Venía mirando en dónde bajarme, y justo me sonó el teléfono que me había dado mi mujer. Era Pocho, que era encargado de seguridad de la Fundación. Yo lo conocía de chico. “Pitufo, es verdad que querés laburar?”.Sí, estoy buscando. No quiero hacer ninguna, me pasé la vida en cana”. “Ok, mañana vení al Elefante Blanco y presentate en planta baja”. ¿Podés creer que mi mujer me había dicho que fuera ahí a buscar laburo? Tiré el pico de la botella por la ventana, llegué a casa y le conté todo a mi mujer. Al día siguiente me presenté ahí a las 6 de la mañana. En el Elefante Blanco estaban las oficinas de Madres. A las 11 llegó Hebe de Bonafini: “¿Vos estás dispuesto a cumplir horarios de trabajo? ¿Podés acatar órdenes?”. “Sí, pero no tengo ni documento”, le dije. “No te preocupes, nosotros te vamos a ayudar”. Y empecé a laburar en la recepción. Con el tiempo, terminé recibiendo a Néstor, al comandante Chávez, a Evo Morales. Venía de estar en un penal y de repente estaba caminando al lado de estos tipos. Vinieron las asistentes sociales, me consiguieron la partida de nacimiento, me hicieron el documento. Me dieron la tarjeta, me hicieron ir al banco. Tardé en aprender, pero entré en un mundo diferente. Mi hija menor nació en una clínica: era todo un cambio para nosotros. Me sentía digno.

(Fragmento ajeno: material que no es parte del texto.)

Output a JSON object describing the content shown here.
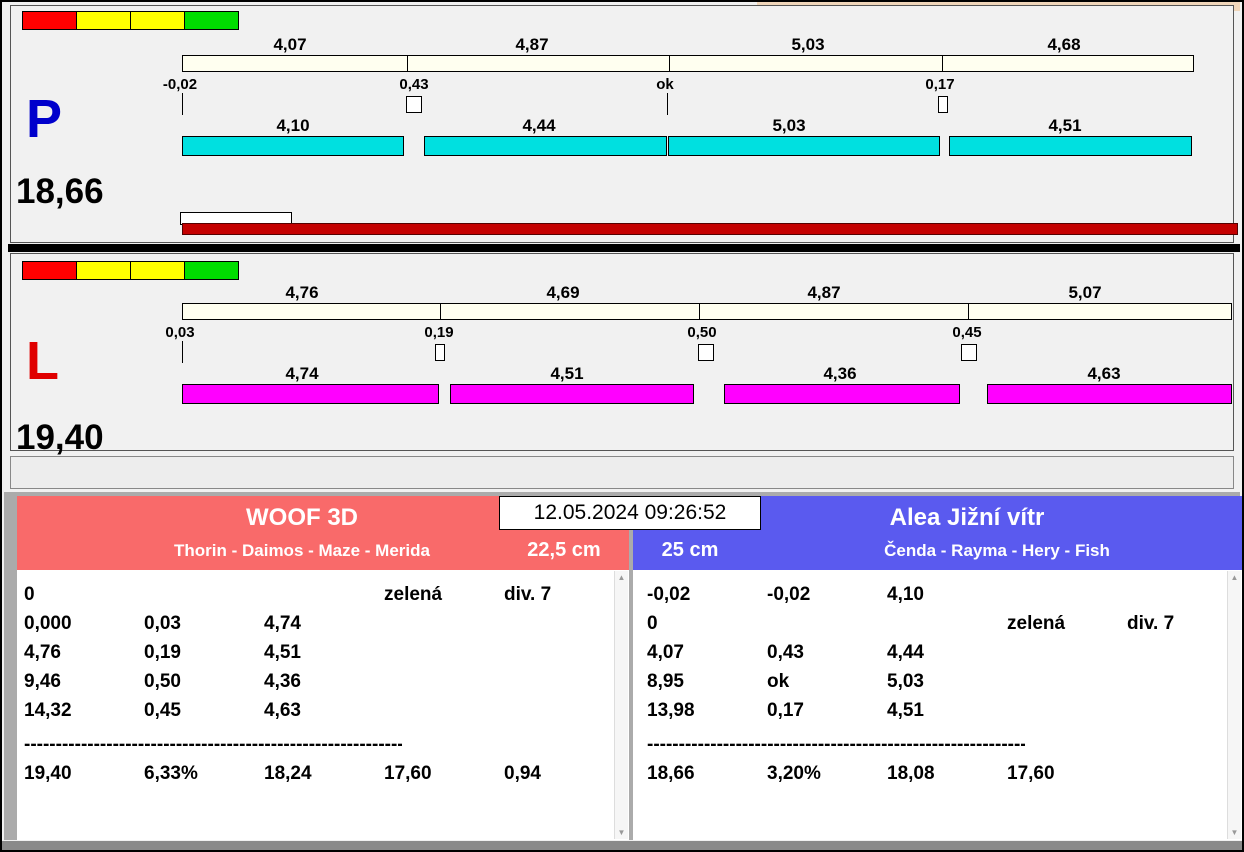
{
  "window": {
    "datetime": "12.05.2024 09:26:52"
  },
  "lane_p": {
    "label": "P",
    "total": "18,66",
    "front_splits": [
      "4,07",
      "4,87",
      "5,03",
      "4,68"
    ],
    "change_values": [
      "-0,02",
      "0,43",
      "ok",
      "0,17"
    ],
    "back_splits": [
      "4,10",
      "4,44",
      "5,03",
      "4,51"
    ]
  },
  "lane_l": {
    "label": "L",
    "total": "19,40",
    "front_splits": [
      "4,76",
      "4,69",
      "4,87",
      "5,07"
    ],
    "change_values": [
      "0,03",
      "0,19",
      "0,50",
      "0,45"
    ],
    "back_splits": [
      "4,74",
      "4,51",
      "4,36",
      "4,63"
    ]
  },
  "left_panel": {
    "team": "WOOF 3D",
    "dogs": "Thorin - Daimos - Maze - Merida",
    "jump_height": "22,5 cm",
    "rows": [
      [
        "0",
        "",
        "",
        "zelená",
        "div. 7"
      ],
      [
        "0,000",
        "0,03",
        "4,74",
        "",
        ""
      ],
      [
        "4,76",
        "0,19",
        "4,51",
        "",
        ""
      ],
      [
        "9,46",
        "0,50",
        "4,36",
        "",
        ""
      ],
      [
        "14,32",
        "0,45",
        "4,63",
        "",
        ""
      ]
    ],
    "separator": "------------------------------------------------------------",
    "summary": [
      "19,40",
      "6,33%",
      "18,24",
      "17,60",
      "0,94"
    ]
  },
  "right_panel": {
    "team": "Alea Jižní vítr",
    "dogs": "Čenda - Rayma - Hery - Fish",
    "jump_height": "25 cm",
    "rows": [
      [
        "-0,02",
        "-0,02",
        "4,10",
        "",
        ""
      ],
      [
        "0",
        "",
        "",
        "zelená",
        "div. 7"
      ],
      [
        "4,07",
        "0,43",
        "4,44",
        "",
        ""
      ],
      [
        "8,95",
        "ok",
        "5,03",
        "",
        ""
      ],
      [
        "13,98",
        "0,17",
        "4,51",
        "",
        ""
      ]
    ],
    "separator": "------------------------------------------------------------",
    "summary": [
      "18,66",
      "3,20%",
      "18,08",
      "17,60",
      ""
    ]
  },
  "icons": {
    "scroll_up_icon": "▲",
    "scroll_down_icon": "▼"
  },
  "colors": {
    "p_bar": "#00e0e0",
    "l_bar": "#ff00ff",
    "p_letter": "#0000cc",
    "l_letter": "#e00000",
    "left_header": "#f96a6a",
    "right_header": "#5a5aef",
    "progress_red": "#c40000",
    "traffic_red": "#ff0000",
    "traffic_yellow": "#ffff00",
    "traffic_green": "#00dd00"
  }
}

Un día me puse a escribir un proyecto para recuperar a los pibes del barrio que estaban tirados en los pasillos, empezamos a plantearle a Hebe que los adictos al paco necesitaban volver a darle valor a sus vidas. Porque en estos lugares se te hace cáscara: de tanto ver las cosas, dejás de verlas. Ya no te duelen, no las mirás. Y pusimos en marcha ese proyecto con la ayuda de las Madres, empezamos a laburar, el programa creció muchísimo y se consolidó: empezamos con 30 pibes y terminamos con 600 personas en 2013. Esa fue mi primera experiencia militante. Y ahí me empezaron a pasar cosas a mí también: empecé a ser importante para otros, a sentir la obligación de levantarme a la mañana porque había cosas que dependían de mí. Yo también me sentí alguien. Ahí empecé a conocer las diferentes organizaciones sociales.

En 2010 terminé en el Parque Indoamericano, encabezando la toma de tierras más grande de la ciudad de Buenos Aires sin buscarlo, casi sin saber cómo llegué allá. Yo fui ahí para impedir que tomaran unos edificios que estaba construyendo la Fundación Sueños Compartidos al final del parque. Cuando llegué me encontré con mi hermana, que estaba participando de la toma. “¿Qué hacés acá?”, le pregunté. Yo iba para evitar la toma. “Yo no puedo seguir viviendo con mi suegra y todos los hermanos de mi marido con sus familias. ¿Vos sabés lo que es la convivencia ahí?”, me dijo. Así que crucé del otro lado del alambrado y me quedé con ella: “si es para mis sobrinos, yo me quedo con vos. Acá se va a armar quilombo, yo no te voy a dejar”. Empezamos a debatir, se armaron asambleas. Empecé a participar cada vez más, hasta que terminé dando la conferencia de prensa en la puerta del Parque. Me fui consolidando como la voz de la toma, y eso me llevó a otro estadío en mi militancia: después de 10 días de toma, todos los ministros me conocían, me abrían la puerta de sus despachos, sabían quién era, cómo me llamaba. Ahí cambió todo, de verdad. Yo podía llamar a cualquiera y me atendían.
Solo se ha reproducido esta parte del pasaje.